To become a health information manager, it is necessary to earn an undergraduate degree in health information or in a similar field first. It is important that you learn about common medical practices and terminology, as well as about IT issues and practices. An effective education in health information enables students to understand the connection between IT and the medical profession.

Whether or not you enter a graduate program, you should consider earning health information certification. In the United States, for example, the American Health Information Management Association(AHIMA) offers certifications such as Registered Health Information Administrator (RHIA) certificate. To earn this level of certification, an individual must have an undergraduate degree in health management and pass a proficiency exam. An individual who would like to become a health information manager and who is just beginning his or her career can benefit from this kind of professional certification.

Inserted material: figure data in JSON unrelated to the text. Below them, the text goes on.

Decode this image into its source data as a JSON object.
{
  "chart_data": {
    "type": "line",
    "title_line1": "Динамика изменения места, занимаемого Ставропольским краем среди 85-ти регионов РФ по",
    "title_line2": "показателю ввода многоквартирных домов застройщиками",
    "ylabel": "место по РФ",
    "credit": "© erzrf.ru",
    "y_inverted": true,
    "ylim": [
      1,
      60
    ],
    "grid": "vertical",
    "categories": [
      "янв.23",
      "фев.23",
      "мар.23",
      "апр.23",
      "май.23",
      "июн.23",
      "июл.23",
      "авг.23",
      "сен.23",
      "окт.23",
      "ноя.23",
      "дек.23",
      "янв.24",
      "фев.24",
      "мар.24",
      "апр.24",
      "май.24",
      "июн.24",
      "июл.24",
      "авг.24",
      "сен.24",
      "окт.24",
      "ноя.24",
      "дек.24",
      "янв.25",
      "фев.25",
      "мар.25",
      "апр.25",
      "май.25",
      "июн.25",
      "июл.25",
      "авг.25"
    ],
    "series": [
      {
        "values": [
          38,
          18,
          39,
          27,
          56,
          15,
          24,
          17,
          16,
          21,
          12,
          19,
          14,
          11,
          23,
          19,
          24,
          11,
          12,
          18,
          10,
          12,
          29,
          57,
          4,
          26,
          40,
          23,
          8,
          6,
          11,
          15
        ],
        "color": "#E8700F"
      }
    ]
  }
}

For many individuals, the choice of whether or not to earn a graduate degree can be a difficult one. Its importance depends largely on the job market in which you work. If you live in an area where there are many qualified medical professionals, a master's degree in health information can help you to keep up with the competition. Individuals who live in work in less competitive regions might need only to gain experience after earning an undergraduate degree.

All health information professionals begin in entry level positions. As you move ahead in your career, make sure to network with colleagues and supervisors who believe that you are doing good work. These individuals might become references and leads who help you to become a health information manager.